The Literacy Center of West Michigan appointed Bree Straayer, Ph.D., as director of its Family Literacy Program. 

A Grand Rapids native, Straayer joins the Literacy Center of West Michigan with a decade of experience working with language learners in various contexts. She replaced Johanna Rodriguez-Quist, who served as director for three years. 

The Literacy Center of West Michigan’s Family Literacy Program provides small group adult English language classes to more than 100 families in the Grand Rapids Public, Godwin Heights and Godfrey Lee school districts, in addition to Hope Academy and Head Start for Kent County. The program uniquely centers instruction for English language learners around their child’s coursework.

In her new role, Straayer will align the program with local needs, national trajectories and organizational vision; oversee and mentor teacher cohorts; develop and maintain relationships with local schools and community organizations; and manage program curriculum and instructors.

“Research shows that the top indicator for a student’s success in school is their parents’ education level. Our Family Literacy Program teaches English within the context of what matters most to parents, their children and their children’s education,” said Wendy Falb, executive director, Literacy Center of West Michigan. “We are fortunate to have an educator and administrator of Dr. Straayer’s caliber to lead this program. Equal to her experience is her passion for our mission. The need in the community is high and we are confident that under Dr. Strayer’s direction, this program will grow and strengthen in service to our community.”

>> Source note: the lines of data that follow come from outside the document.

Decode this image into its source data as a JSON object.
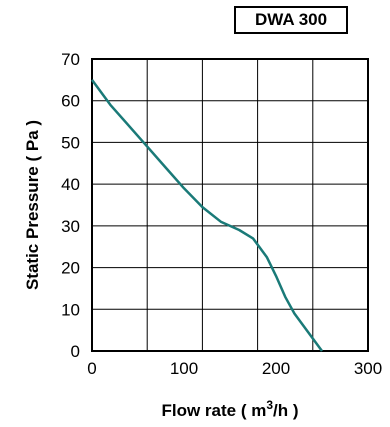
{
  "badge": "DWA 300",
  "chart_data": {
    "type": "line",
    "title": "",
    "xlabel": "Flow rate ( m³/h )",
    "xlabel_base": "Flow rate ( m",
    "xlabel_sup": "3",
    "xlabel_tail": "/h )",
    "ylabel": "Static Pressure ( Pa )",
    "xlim": [
      0,
      300
    ],
    "ylim": [
      0,
      70
    ],
    "xticks": [
      0,
      100,
      200,
      300
    ],
    "yticks": [
      0,
      10,
      20,
      30,
      40,
      50,
      60,
      70
    ],
    "grid": true,
    "series": [
      {
        "color": "#1a7a78",
        "x": [
          0,
          10,
          20,
          40,
          60,
          80,
          100,
          120,
          140,
          150,
          160,
          175,
          190,
          200,
          210,
          220,
          235,
          250
        ],
        "y": [
          65,
          62,
          59,
          54,
          49,
          44,
          39,
          34.5,
          31,
          30,
          29,
          27,
          22.5,
          18,
          13,
          9,
          4.5,
          0
        ]
      }
    ]
  }
}
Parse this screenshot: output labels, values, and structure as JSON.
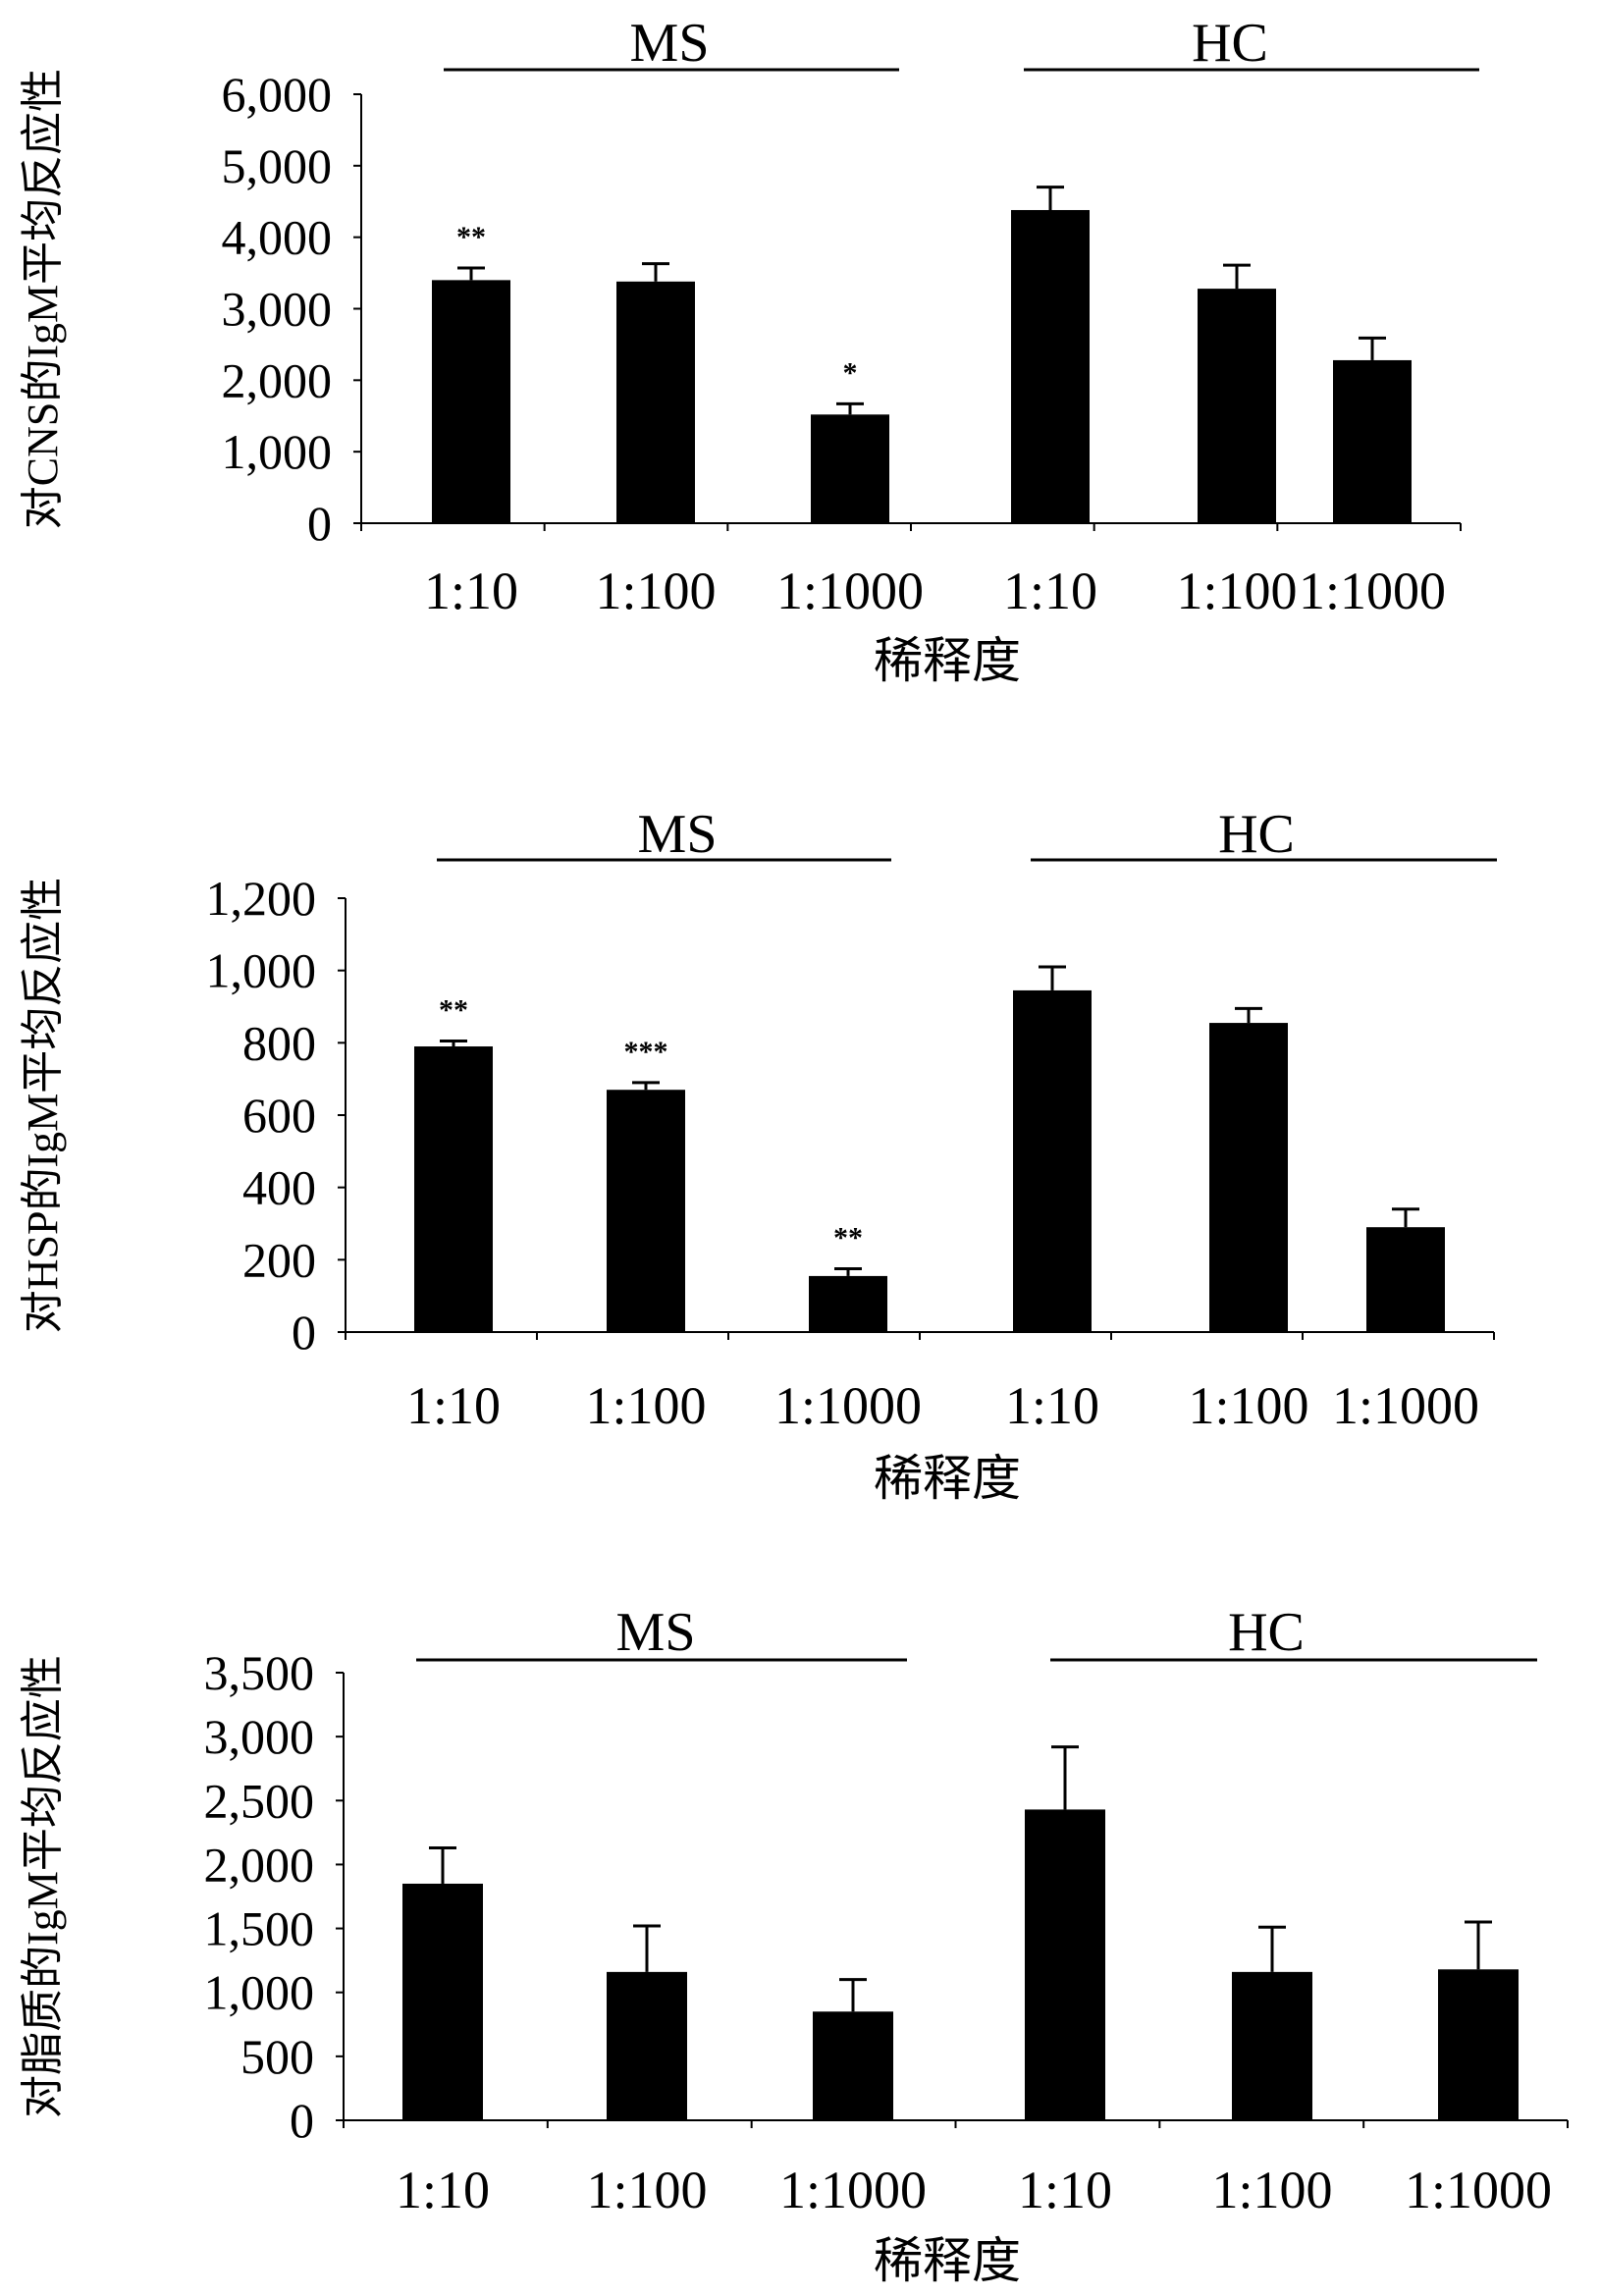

Straayer holds a doctorate in rhetoric and writing from Michigan State University and has taught for several years at the university level. She also served as a Family Literacy Program instructor and is familiar with the challenges and opportunities learners experience.  

“Many parents have come to the United States for their children,” Straayer said. “One of the greatest difficulties I see among learners is the translation of education when moving from one country to another. In one cohort of 12 learners, all but one held a degree in their home country. Although many learners include lawyers and chemical engineers, their education is tragically not widely accepted in the United States, in part due to their English literacy skills.”

Literacy Center

Founded in 1986, the Literacy Center of West Michigan is committed to bringing about a just and vibrant West Michigan through the power of literacy. The Literacy Center works alongside adult native speakers and English language learners who read below a ninth-grade level.

The Literacy Center instructs close to 700 adults each year, utilizing nearly 150 volunteers, and yet the need is still great, with 85,000 adults in Kent County reading below the fourth-grade level.